Rife with impossible characters whose development and character is defined by what they are wearing, how the smell and what size their breasts are if they happen to be women, they are thrust through an equally impossible tale of rags to riches, boy meets girl cliches for 298 pages.

I was unable to determine if the author was writing about alcoholism, a love story, the intricacies of big business in the 1980's, or perhaps simply attacking conservative politics, the Japanese economy or his perception of minorities. There are countless and needless inferences to Jewish people in less than conscientious or appropriate ways, African-Americans are servile and inconsequential and Hispanic people are consistently one rung below that. Where does all this fit in with the story line? I couldn't figure that out either.

The dual protagonists are far too heroic and far too weak at the same time.

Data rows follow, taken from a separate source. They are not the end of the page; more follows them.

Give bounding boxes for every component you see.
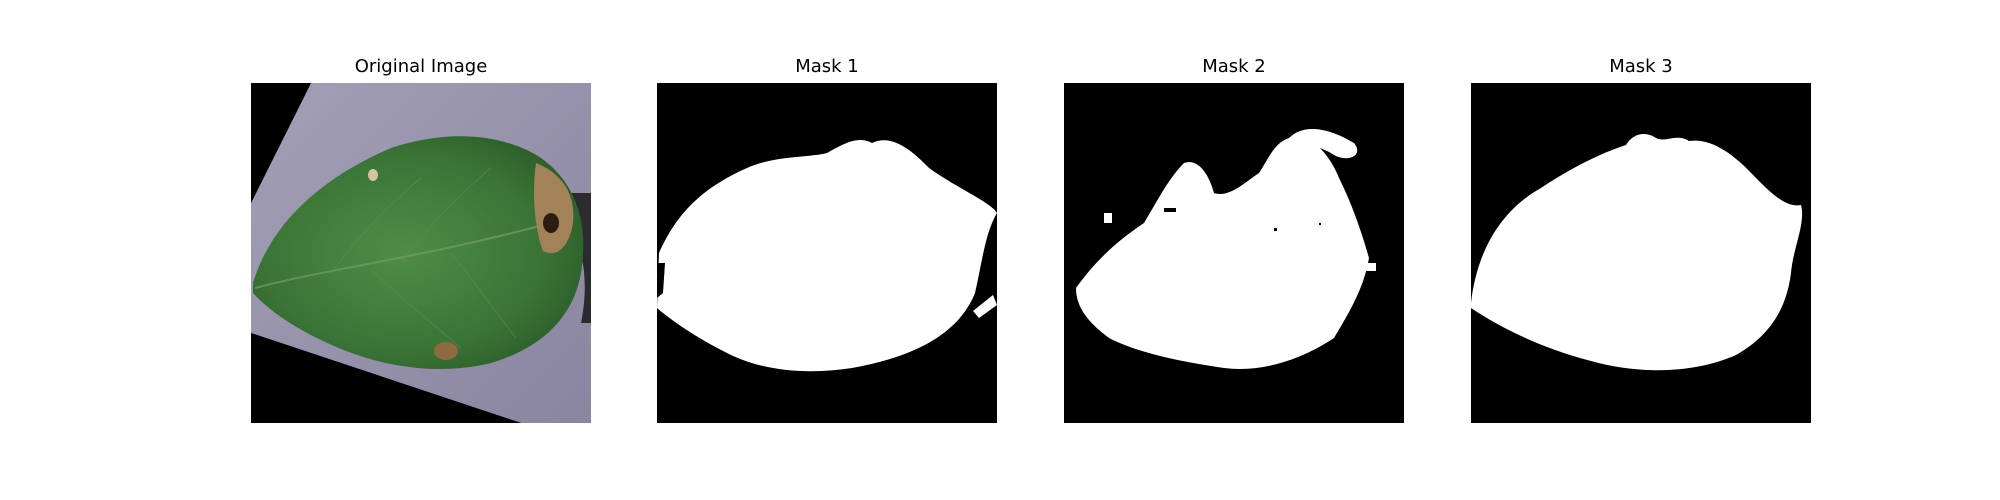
original-leaf-image [251,83,591,423]
panel-title: Mask 2 [1202,56,1266,77]
panel-title: Mask 1 [795,56,859,77]
mask-2-image [1064,83,1404,423]
panel-title: Mask 3 [1609,56,1673,77]
panel-title: Original Image [354,56,488,77]
mask-1-image [657,83,997,423]
mask-3-image [1471,83,1811,423]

A drum major from Tennessee and a tycoon from Texas, perhaps they are the fantasy characters the author always wished he could be. There is no realism in this novel and it is lacking in ironic or sarcastic unrealism to balance the imaginary universe these characters operate in.

There are high points, however. At times there are very real and powerful emotional pangs that the reader can feel from the pages. Sadly they are few and far between. The book is laced with too much descriptive narrative regarding name brands and designer items, hopelessly imprisoned in the 80's, to read with continuity. There are loose ends and grand excursions taken by the characters that don't make much sens and seem to have been added by the editors either from another work or to fill out the novel. All of which combined makes it difficult to get through this novel without giving up.

If this book was intended to be a high line romance novel it missed the mark. If it was a sardonic, satirical treatment of one it missed even more so. If it was intended as a corporate love story, there was too little knowledge about the subject matter on the part of the writer and editors to make it work. Again, difficult to believe considering who wrote it.